El expansionismo territorial ha sido, históricamente, una de las expresiones más claras de la fuerza ejercida por los Estados al margen —o en tensión— con el derecho internacional. Frente a esta lógica de poder, el derecho internacional público ha construido, a lo largo de los siglos, un entramado normativo destinado a garantizar la estabilidad de las fronteras, el respeto a la soberanía y la solución pacífica de las controversias. El caso de Groenlandia es un ejemplo paradigmático de esta confrontación entre la legalidad internacional y las pretensiones políticas de corte expansionista.
Desde el punto de vista jurídico, la pertenencia de Groenlandia a Dinamarca no es una cuestión abierta ni ambigua. Su fundamento descansa en una sólida cadena de antecedentes históricos y tratados internacionales. El Tratado de Kiel, firmado el 14 de enero de 1814, marcó el primer gran hito al transferir, tras las guerras napoleónicas, los territorios noruegos bajo dominio danés —incluida Groenlandia— a la Corona danesa. Posteriormente, el Convenio de Estocolmo de 1819 y el Convenio de Copenhague de 1924 reafirmaron y consolidaron este estatus jurídico, delimitando de manera clara los derechos de soberanía sobre el territorio.
La controversia con Noruega, que intentó cuestionar la soberanía danesa sobre Groenlandia Oriental, fue dirimida de forma definitiva por la Corte Permanente de Justicia Internacional en 1933. En su fallo, el tribunal estableció que Dinamarca había ejercido actos continuos, pacíficos y efectivos de soberanía, criterio central en el derecho internacional para la adquisición y conservación del territorio. La litis fundamental se resolvió así en favor de Dinamarca, cerrando jurídicamente cualquier disputa sobre la propiedad de Groenlandia.
En el contexto contemporáneo, Groenlandia se encuentra, además, bajo el paraguas de protección de la Unión Europea, a través del artículo 42.7 del Tratado de la Unión Europea, que consagra una cláusula de defensa mutua. Esto implica que cualquier agresión contra un territorio europeo activa un deber de asistencia colectiva. En términos estrictos de derecho internacional, Groenlandia no es un territorio disponible para la negociación unilateral ni para la presión política externa.
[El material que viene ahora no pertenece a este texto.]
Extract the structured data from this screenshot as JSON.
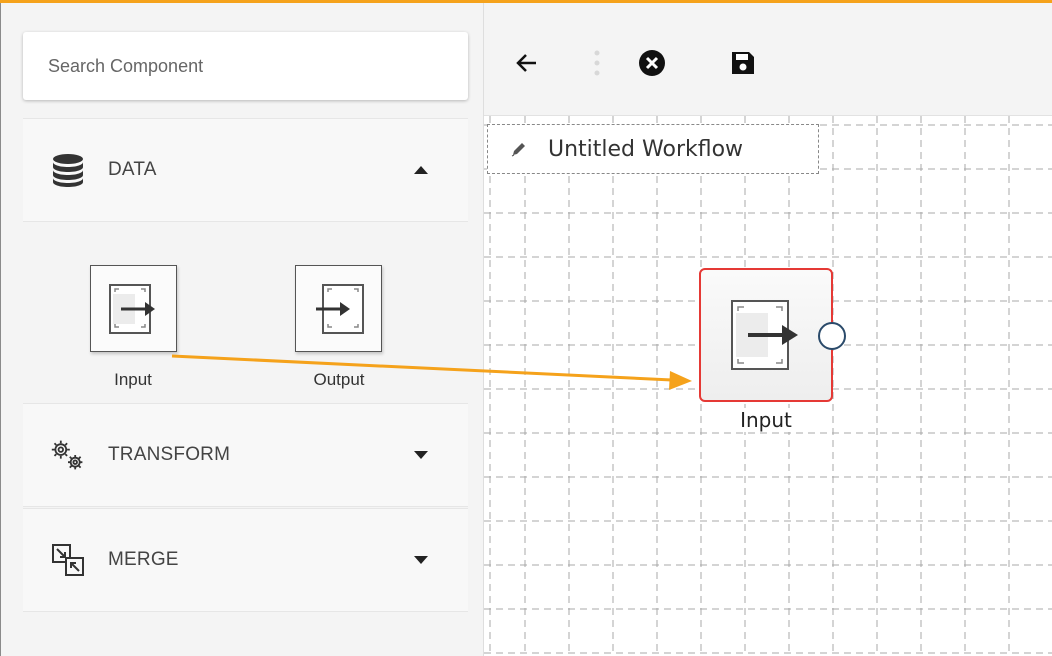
{
  "search": {
    "placeholder": "Search Component"
  },
  "sections": {
    "data": {
      "label": "DATA",
      "icon": "database-icon",
      "expanded": true
    },
    "transform": {
      "label": "TRANSFORM",
      "icon": "gears-icon",
      "expanded": false
    },
    "merge": {
      "label": "MERGE",
      "icon": "merge-icon",
      "expanded": false
    }
  },
  "data_components": [
    {
      "label": "Input",
      "icon": "input-arrow-icon"
    },
    {
      "label": "Output",
      "icon": "output-arrow-icon"
    }
  ],
  "toolbar": {
    "back_icon": "arrow-left-icon",
    "close_icon": "close-circle-icon",
    "save_icon": "save-icon"
  },
  "workflow": {
    "title": "Untitled Workflow"
  },
  "canvas_node": {
    "label": "Input",
    "icon": "input-arrow-icon"
  },
  "colors": {
    "accent": "#f5a21b",
    "drag_arrow": "#f5a21b",
    "node_border": "#e53935",
    "port_border": "#2a4a6a"
  }
}
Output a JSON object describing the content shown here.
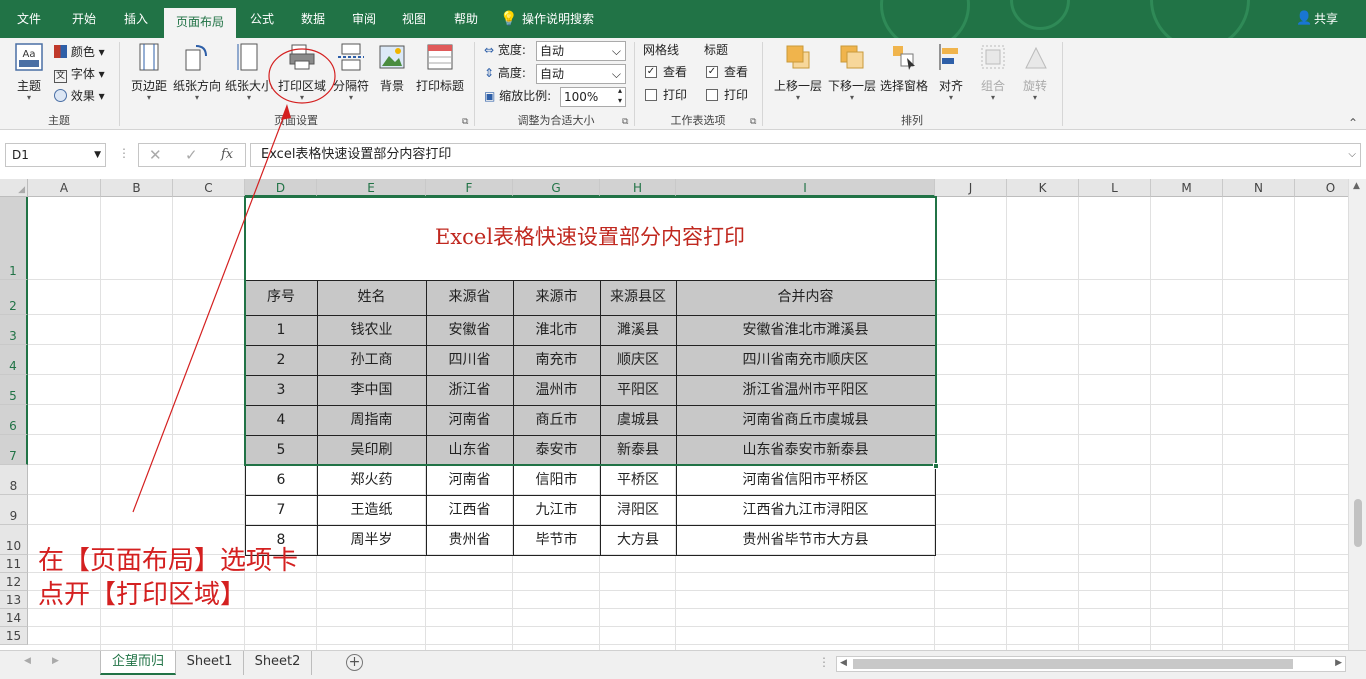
{
  "ribbon_tabs": [
    "文件",
    "开始",
    "插入",
    "页面布局",
    "公式",
    "数据",
    "审阅",
    "视图",
    "帮助",
    "操作说明搜索"
  ],
  "active_tab": "页面布局",
  "share_label": "共享",
  "groups": {
    "theme": {
      "label": "主题",
      "theme_btn": "主题",
      "colors": "颜色",
      "fonts": "字体",
      "effects": "效果"
    },
    "page_setup": {
      "label": "页面设置",
      "margins": "页边距",
      "orientation": "纸张方向",
      "size": "纸张大小",
      "print_area": "打印区域",
      "breaks": "分隔符",
      "background": "背景",
      "print_titles": "打印标题"
    },
    "scale": {
      "label": "调整为合适大小",
      "width_label": "宽度:",
      "width_value": "自动",
      "height_label": "高度:",
      "height_value": "自动",
      "scale_label": "缩放比例:",
      "scale_value": "100%"
    },
    "sheet_options": {
      "label": "工作表选项",
      "gridlines": "网格线",
      "headings": "标题",
      "view": "查看",
      "print": "打印"
    },
    "arrange": {
      "label": "排列",
      "bring_forward": "上移一层",
      "send_backward": "下移一层",
      "selection_pane": "选择窗格",
      "align": "对齐",
      "group": "组合",
      "rotate": "旋转"
    }
  },
  "formula_bar": {
    "name_box": "D1",
    "fx": "fx",
    "content": "Excel表格快速设置部分内容打印"
  },
  "columns": [
    "A",
    "B",
    "C",
    "D",
    "E",
    "F",
    "G",
    "H",
    "I",
    "J",
    "K",
    "L",
    "M",
    "N",
    "O"
  ],
  "rows": [
    "1",
    "2",
    "3",
    "4",
    "5",
    "6",
    "7",
    "8",
    "9",
    "10",
    "11",
    "12",
    "13",
    "14",
    "15"
  ],
  "table": {
    "title": "Excel表格快速设置部分内容打印",
    "headers": [
      "序号",
      "姓名",
      "来源省",
      "来源市",
      "来源县区",
      "合并内容"
    ],
    "rows": [
      [
        "1",
        "钱农业",
        "安徽省",
        "淮北市",
        "濉溪县",
        "安徽省淮北市濉溪县"
      ],
      [
        "2",
        "孙工商",
        "四川省",
        "南充市",
        "顺庆区",
        "四川省南充市顺庆区"
      ],
      [
        "3",
        "李中国",
        "浙江省",
        "温州市",
        "平阳区",
        "浙江省温州市平阳区"
      ],
      [
        "4",
        "周指南",
        "河南省",
        "商丘市",
        "虞城县",
        "河南省商丘市虞城县"
      ],
      [
        "5",
        "吴印刷",
        "山东省",
        "泰安市",
        "新泰县",
        "山东省泰安市新泰县"
      ],
      [
        "6",
        "郑火药",
        "河南省",
        "信阳市",
        "平桥区",
        "河南省信阳市平桥区"
      ],
      [
        "7",
        "王造纸",
        "江西省",
        "九江市",
        "浔阳区",
        "江西省九江市浔阳区"
      ],
      [
        "8",
        "周半岁",
        "贵州省",
        "毕节市",
        "大方县",
        "贵州省毕节市大方县"
      ]
    ]
  },
  "annotation": {
    "line1": "在【页面布局】选项卡",
    "line2": "点开【打印区域】"
  },
  "sheet_tabs": [
    "企望而归",
    "Sheet1",
    "Sheet2"
  ],
  "active_sheet": "企望而归",
  "colors": {
    "excel_green": "#217346",
    "annotation_red": "#d42020",
    "selection_fill": "#c8c8c8",
    "title_red": "#c0281f"
  }
}
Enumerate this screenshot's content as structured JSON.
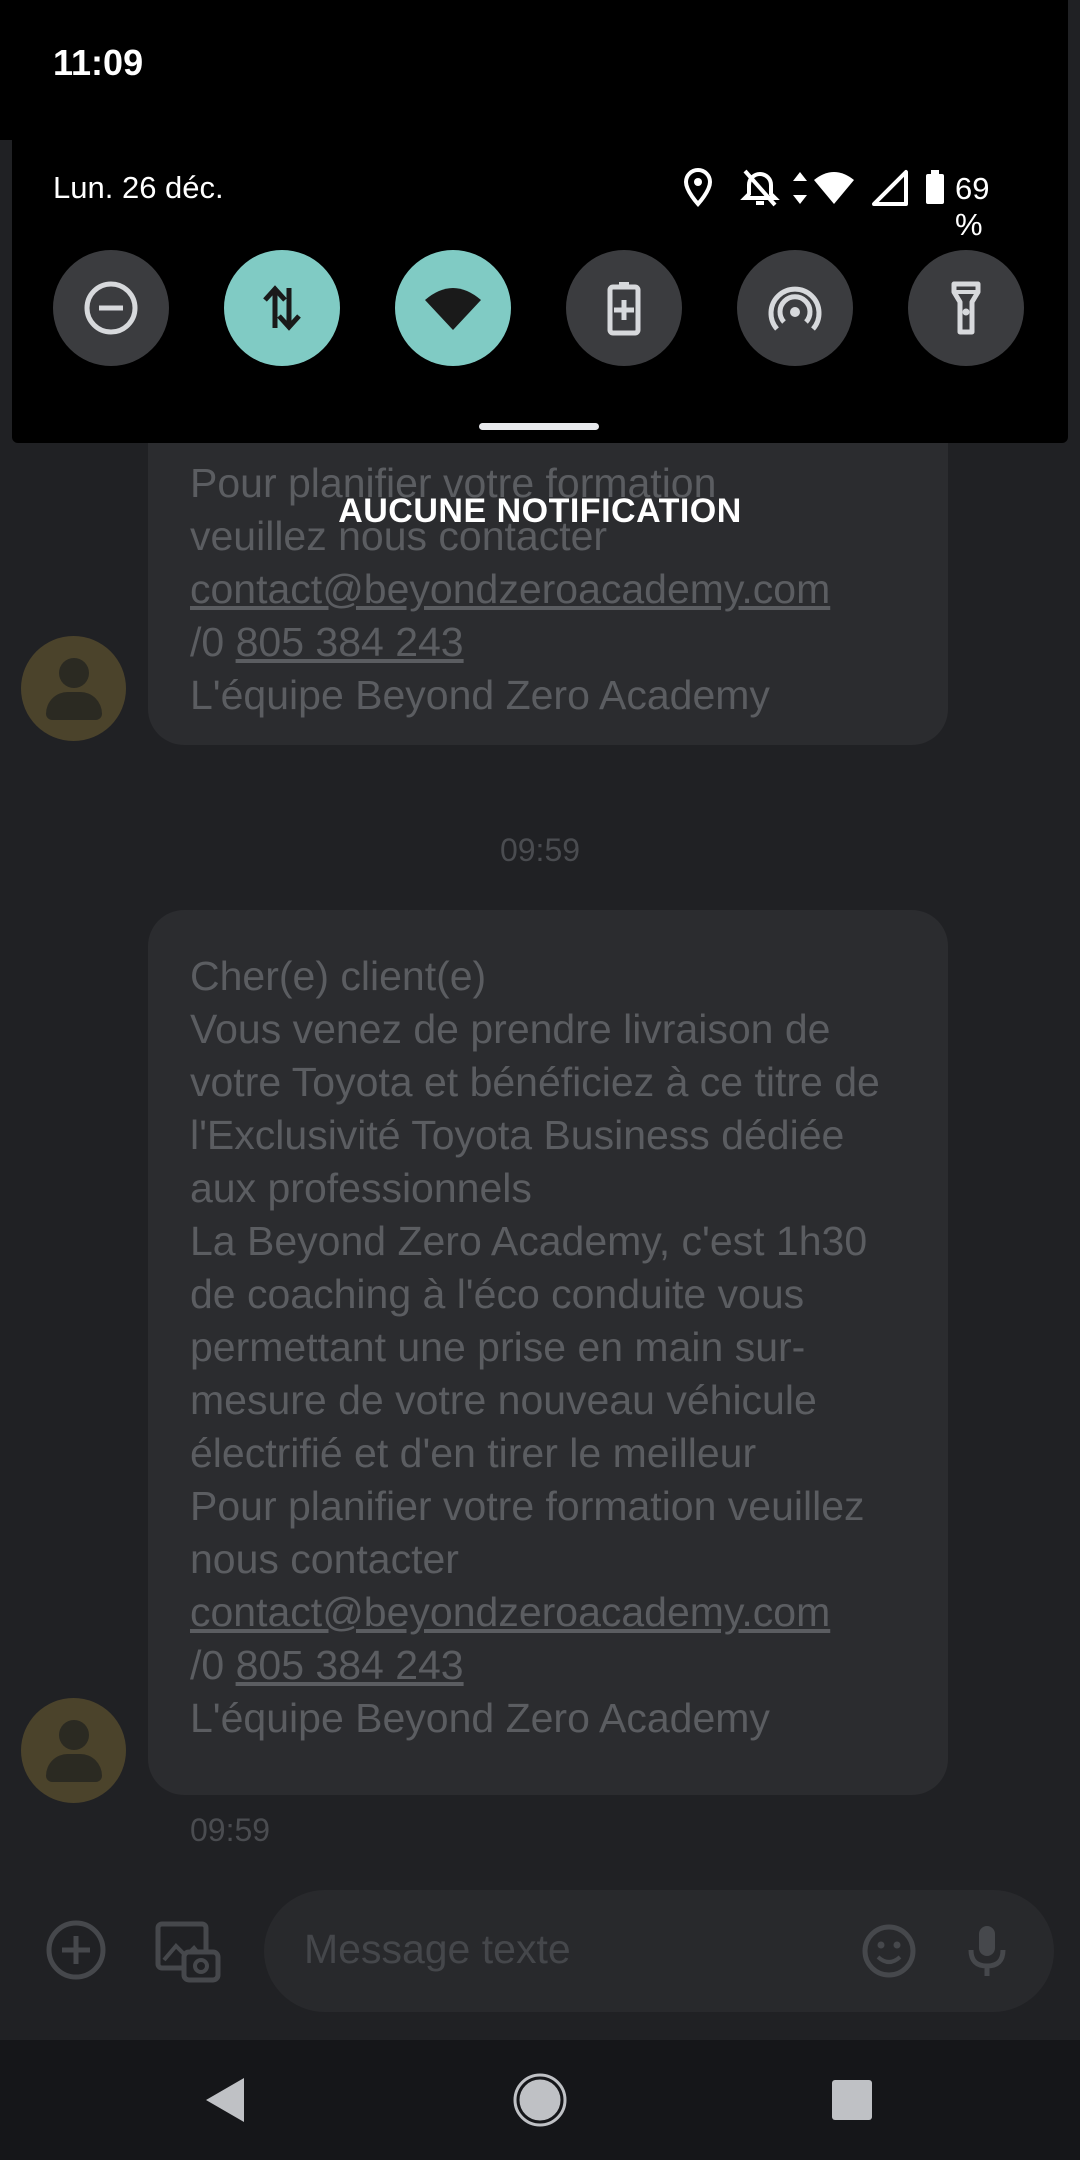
{
  "status_bar": {
    "time": "11:09",
    "date": "Lun. 26 déc.",
    "battery_percent": "69 %",
    "icons": [
      "location-icon",
      "alarm-off-icon",
      "data-arrows-icon",
      "wifi-icon",
      "signal-icon",
      "battery-icon"
    ]
  },
  "quick_settings": {
    "tiles": [
      {
        "name": "do-not-disturb",
        "icon": "minus-circle-icon",
        "active": false
      },
      {
        "name": "mobile-data",
        "icon": "data-arrows-icon",
        "active": true
      },
      {
        "name": "wifi",
        "icon": "wifi-icon",
        "active": true
      },
      {
        "name": "battery-saver",
        "icon": "battery-plus-icon",
        "active": false
      },
      {
        "name": "hotspot",
        "icon": "hotspot-icon",
        "active": false
      },
      {
        "name": "flashlight",
        "icon": "flashlight-icon",
        "active": false
      }
    ]
  },
  "notifications": {
    "empty_label": "AUCUNE NOTIFICATION"
  },
  "conversation": {
    "message1": {
      "line1": "Pour planifier votre formation",
      "line2": "veuillez nous contacter",
      "email": "contact@beyondzeroacademy.com",
      "phone_prefix": "/0 ",
      "phone": "805 384 243",
      "signature": "L'équipe Beyond Zero Academy"
    },
    "divider_time": "09:59",
    "message2": {
      "body": "Cher(e) client(e)\nVous venez de prendre livraison de votre Toyota et bénéficiez à ce titre de l'Exclusivité Toyota Business dédiée aux professionnels\nLa Beyond Zero Academy, c'est 1h30 de coaching à l'éco conduite vous permettant une prise en main sur-mesure de votre nouveau véhicule électrifié et d'en tirer le meilleur\nPour planifier votre formation veuillez nous contacter",
      "email": "contact@beyondzeroacademy.com",
      "phone_prefix": "/0 ",
      "phone": "805 384 243",
      "signature": "L'équipe Beyond Zero Academy",
      "time": "09:59"
    }
  },
  "composer": {
    "placeholder": "Message texte"
  },
  "colors": {
    "accent_tile": "#80cbc4",
    "tile_off": "#3b3c3f",
    "shade_bg": "#000000",
    "app_bg": "#202124"
  }
}
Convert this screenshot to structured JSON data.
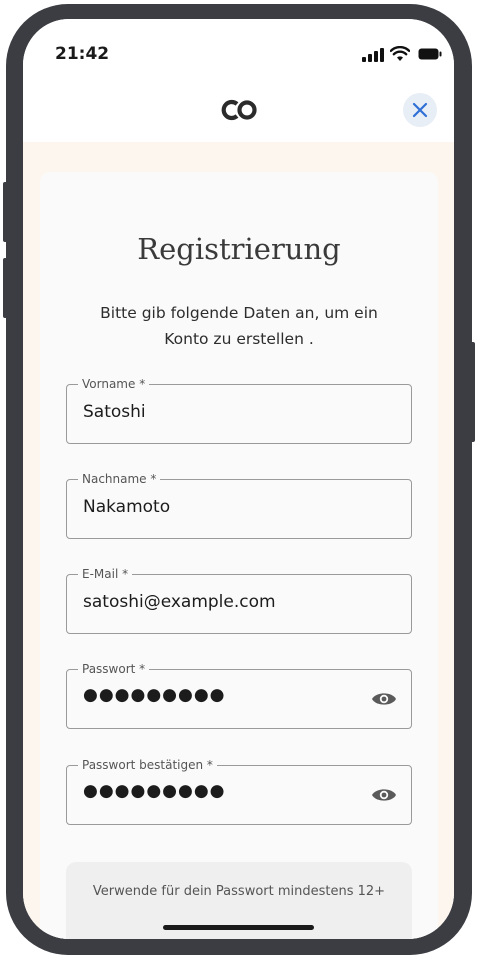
{
  "status_bar": {
    "time": "21:42"
  },
  "header": {
    "logo_text": "CO"
  },
  "form": {
    "title": "Registrierung",
    "subtitle": "Bitte gib folgende Daten an, um ein Konto zu erstellen .",
    "fields": [
      {
        "label": "Vorname *",
        "value": "Satoshi"
      },
      {
        "label": "Nachname *",
        "value": "Nakamoto"
      },
      {
        "label": "E-Mail *",
        "value": "satoshi@example.com"
      },
      {
        "label": "Passwort *",
        "value": "●●●●●●●●●"
      },
      {
        "label": "Passwort bestätigen *",
        "value": "●●●●●●●●●"
      }
    ],
    "hint": "Verwende für dein Passwort mindestens 12+"
  },
  "icons": {
    "close": "close-icon",
    "eye": "eye-icon",
    "signal": "signal-icon",
    "wifi": "wifi-icon",
    "battery": "battery-icon"
  },
  "colors": {
    "accent": "#2f6fd6",
    "close_bg": "#e7eef6",
    "cream_bg": "#fdf6ee"
  }
}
Sin embargo, esta arquitectura jurídica ha sido abiertamente desafiada por Donald Trump, cuya visión expansionista desconoce tratados, fallos internacionales y principios básicos del orden jurídico global. Su amenaza de retirar el apoyo financiero estadunidense a la OTAN si Europa defiende Groenlandia coloca a los aliados europeos frente a un dilema inédito: ceder ante la presión o sostener el sistema de legalidad internacional que les ha garantizado estabilidad durante décadas.
La historia demuestra que este tipo de expansionismo no es nuevo. EU consolidó su crecimiento territorial mediante la apropiación de más de la mitad del territorio mexicano tras la guerra de 1846-1848, culminada con una indemnización simbólica de 15 millones de dólares, bajo presión militar y en un contexto de profunda asimetría de poder. Texas, California, Nuevo México, Arizona, Nevada, Utah y partes de Colorado fueron incorporados tras una cadena de eventos que incluyó la abolición de la esclavitud en México y la resistencia de colonos esclavistas en Texas. Desde una lógica estrictamente política, podría argumentarse que si hoy se desconocen tratados y fallos internacionales, también deberían revisarse esas cesiones territoriales históricas.
El conflicto actual revela, además, una contradicción interna en la política de Trump: mientras amenaza con imponer aranceles de hasta 25% a los países que respaldan a Groenlandia, ignora el impacto directo de estas medidas sobre los consumidores estadunidenses. El aumento de precios, la inflación y la pérdida de poder adquisitivo son costos que recaen en su propia base electoral, en un contexto en el que enfrenta procesos electorales clave y el riesgo real de perder la mayoría en el Congreso.
El expansionismo, lejos de fortalecer a los Estados, erosiona la legalidad internacional, debilita las alianzas y termina por afectar a las sociedades que dice proteger. Groenlandia no es sólo un territorio estratégico: es una prueba viva de si el derecho internacional sigue siendo un límite efectivo al poder o si el mundo regresa a la lógica del despojo legitimado por la fuerza. ¿O no, estimado lector?